Verdachte heeft ter terechtzitting verklaard dat hij met aangeefster drie tot vier keer bij haar thuis in Dordrecht seks heeft gehad. Hij heeft ook verklaard een zwarte Opel te hebben gehad.Verdachte ontkent dat hij haar heeft voorgesteld om voor hem te gaan werken als prostituee en dat hij haar heeft bedreigd.
Oordeel van de rechtbank:
De rechtbank ziet zich gesteld voor de vraag of wettig en overtuigend bewezen kan worden dat verdachte aangeefster heeft uitgebuit of heeft geprobeerd haar uit te buiten. Voor de meer algemene overwegingen over mensenhandel in relatie tot uitbuiting als bedoeld in artikel 273f van het Wetboek van Strafrecht verwijst de rechtbank naar de overwegingen dienaangaande onder het kopje algemeen.
De rechtbank ziet geen aanleiding om de betrouwbaarheid van de verklaringen van aangeefster in twijfel te trekken. Deze verklaringen zijn vanaf het begin af aan steeds gedetailleerd en consistent geweest en vinden bovendien op belangrijke onderdelen bevestiging in andere bewijsmiddelen.

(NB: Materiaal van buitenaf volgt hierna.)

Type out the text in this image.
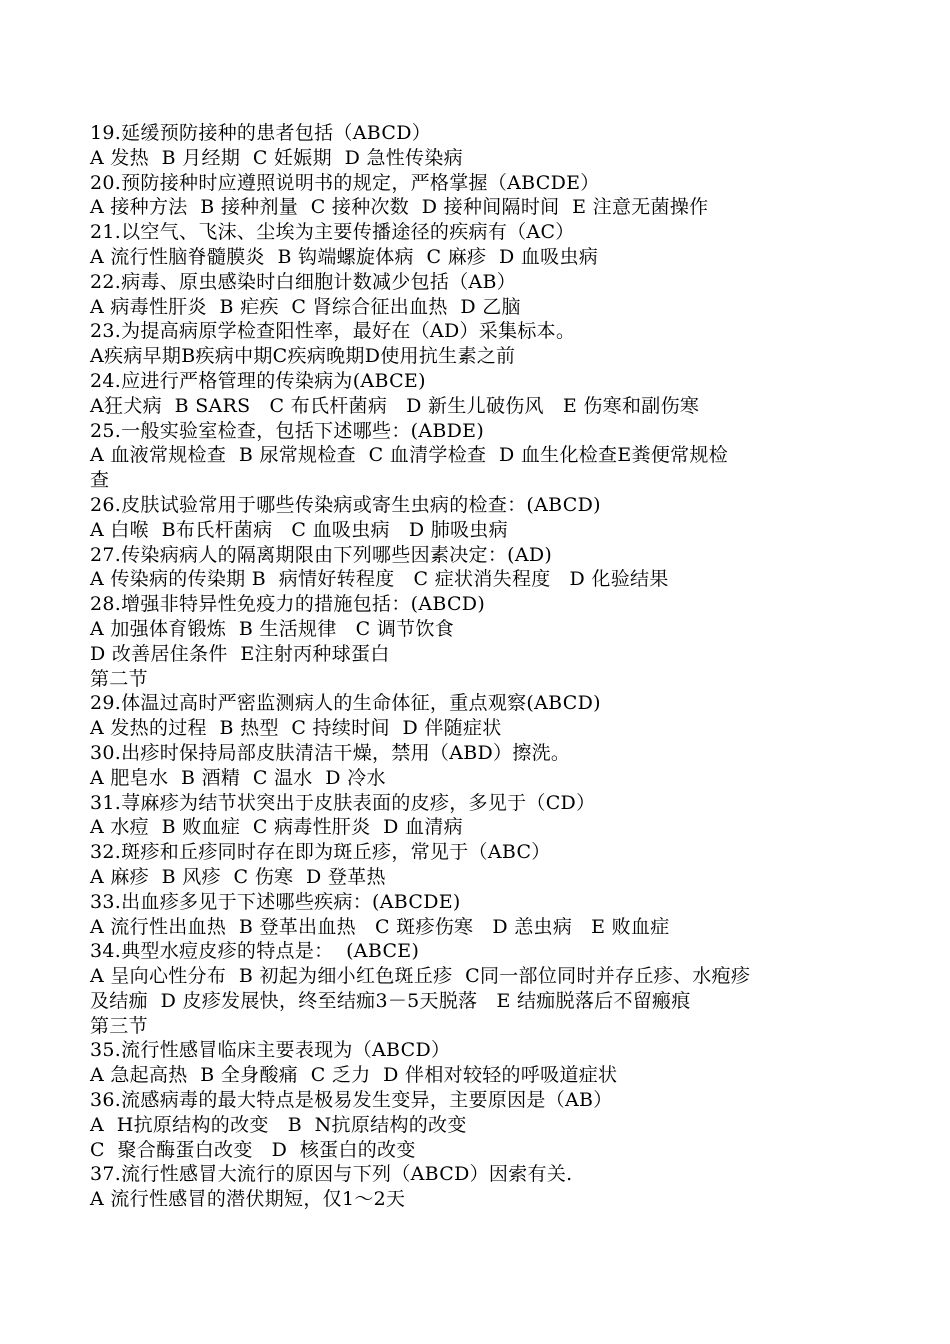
19.延缓预防接种的患者包括（ABCD）
A 发热  B 月经期  C 妊娠期  D 急性传染病
20.预防接种时应遵照说明书的规定，严格掌握（ABCDE）
A 接种方法  B 接种剂量  C 接种次数  D 接种间隔时间  E 注意无菌操作
21.以空气、飞沫、尘埃为主要传播途径的疾病有（AC）
A 流行性脑脊髓膜炎  B 钩端螺旋体病  C 麻疹  D 血吸虫病
22.病毒、原虫感染时白细胞计数减少包括（AB）
A 病毒性肝炎  B 疟疾  C 肾综合征出血热  D 乙脑
23.为提高病原学检查阳性率，最好在（AD）采集标本。
A疾病早期B疾病中期C疾病晚期D使用抗生素之前
24.应进行严格管理的传染病为(ABCE)
A狂犬病  B SARS   C 布氏杆菌病   D 新生儿破伤风   E 伤寒和副伤寒
25.一般实验室检查，包括下述哪些：(ABDE)
A 血液常规检查  B 尿常规检查  C 血清学检查  D 血生化检查E粪便常规检
查
26.皮肤试验常用于哪些传染病或寄生虫病的检查：(ABCD)
A 白喉  B布氏杆菌病   C 血吸虫病   D 肺吸虫病
27.传染病病人的隔离期限由下列哪些因素决定：(AD)
A 传染病的传染期 B  病情好转程度   C 症状消失程度   D 化验结果
28.增强非特异性免疫力的措施包括：(ABCD)
A 加强体育锻炼  B 生活规律   C 调节饮食
D 改善居住条件  E注射丙种球蛋白
第二节
29.体温过高时严密监测病人的生命体征，重点观察(ABCD)
A 发热的过程  B 热型  C 持续时间  D 伴随症状
30.出疹时保持局部皮肤清洁干燥，禁用（ABD）擦洗。
A 肥皂水  B 酒精  C 温水  D 冷水
31.荨麻疹为结节状突出于皮肤表面的皮疹，多见于（CD）
A 水痘  B 败血症  C 病毒性肝炎  D 血清病
32.斑疹和丘疹同时存在即为斑丘疹，常见于（ABC）
A 麻疹  B 风疹  C 伤寒  D 登革热
33.出血疹多见于下述哪些疾病：(ABCDE)
A 流行性出血热  B 登革出血热   C 斑疹伤寒   D 恙虫病   E 败血症
34.典型水痘皮疹的特点是：  (ABCE)
A 呈向心性分布  B 初起为细小红色斑丘疹  C同一部位同时并存丘疹、水疱疹
及结痂  D 皮疹发展快，终至结痂3－5天脱落   E 结痂脱落后不留瘢痕
第三节
35.流行性感冒临床主要表现为（ABCD）
A 急起高热  B 全身酸痛  C 乏力  D 伴相对较轻的呼吸道症状
36.流感病毒的最大特点是极易发生变异，主要原因是（AB）
A  H抗原结构的改变   B  N抗原结构的改变
C  聚合酶蛋白改变   D  核蛋白的改变
37.流行性感冒大流行的原因与下列（ABCD）因索有关.
A 流行性感冒的潜伏期短，仅1～2天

De rechtbank stelt op grond van de bovenvermelde bewijsmiddelen vast dat verdachte, nadat hij aangeefster had leren kennen en met haar naar bed was geweest, heeft gevraagd om voor hem in de prostitutie te gaan werken. Toen zij op zijn voorstel eerst niet inging, heeft hij haar bedreigd met geweld en onder druk gezet. Zo heeft hij een seksueel getint filmpje van haar, alsmede een foto van een ontblote borst, naar een vriendin van aangeefster gezonden en haar gedreigd soortgelijke filmpjes en foto’s op het internet te zetten. Aangeefster is toen samen met verdachte naar het prostitutiegebied in Den Haag gegaan en zij is later, in opdracht van verdachte, alleen daarnaartoe gegaan om informatie te krijgen over hoe zij daar als prostituee kon gaan werken. Daarna heeft zij aangifte gedaan bij de politie.
De rechtbank acht daarom wettig en overtuigend bewezen dat verdachte het onder feit 3, tweede cumulatief/alternatief, tenlastegelegde heeft begaan.
Vrijspraak 1e cumulatief/alternatief
Weliswaar kan vastgesteld worden dat verdachte samen met aangeefster naar het prostitutiegebied van Den Haag is gegaan, maar de rechtbank ziet dit slechts als een handeling van verdachte om, samen met aangeefster, de mogelijkheid te onderzoeken of zij daar als prostituee kon gaan werken. De rechtbank is van oordeel dat hier alleen sprake is geweest van handelingen die kunnen worden geduid als een begin van uitvoering gericht op voltooiing van het delict. De rechtbank zal verdachte daarom vrijspreken van het hem bij feit 3, eerste cumulatief/alternatief, tenlastegelegde.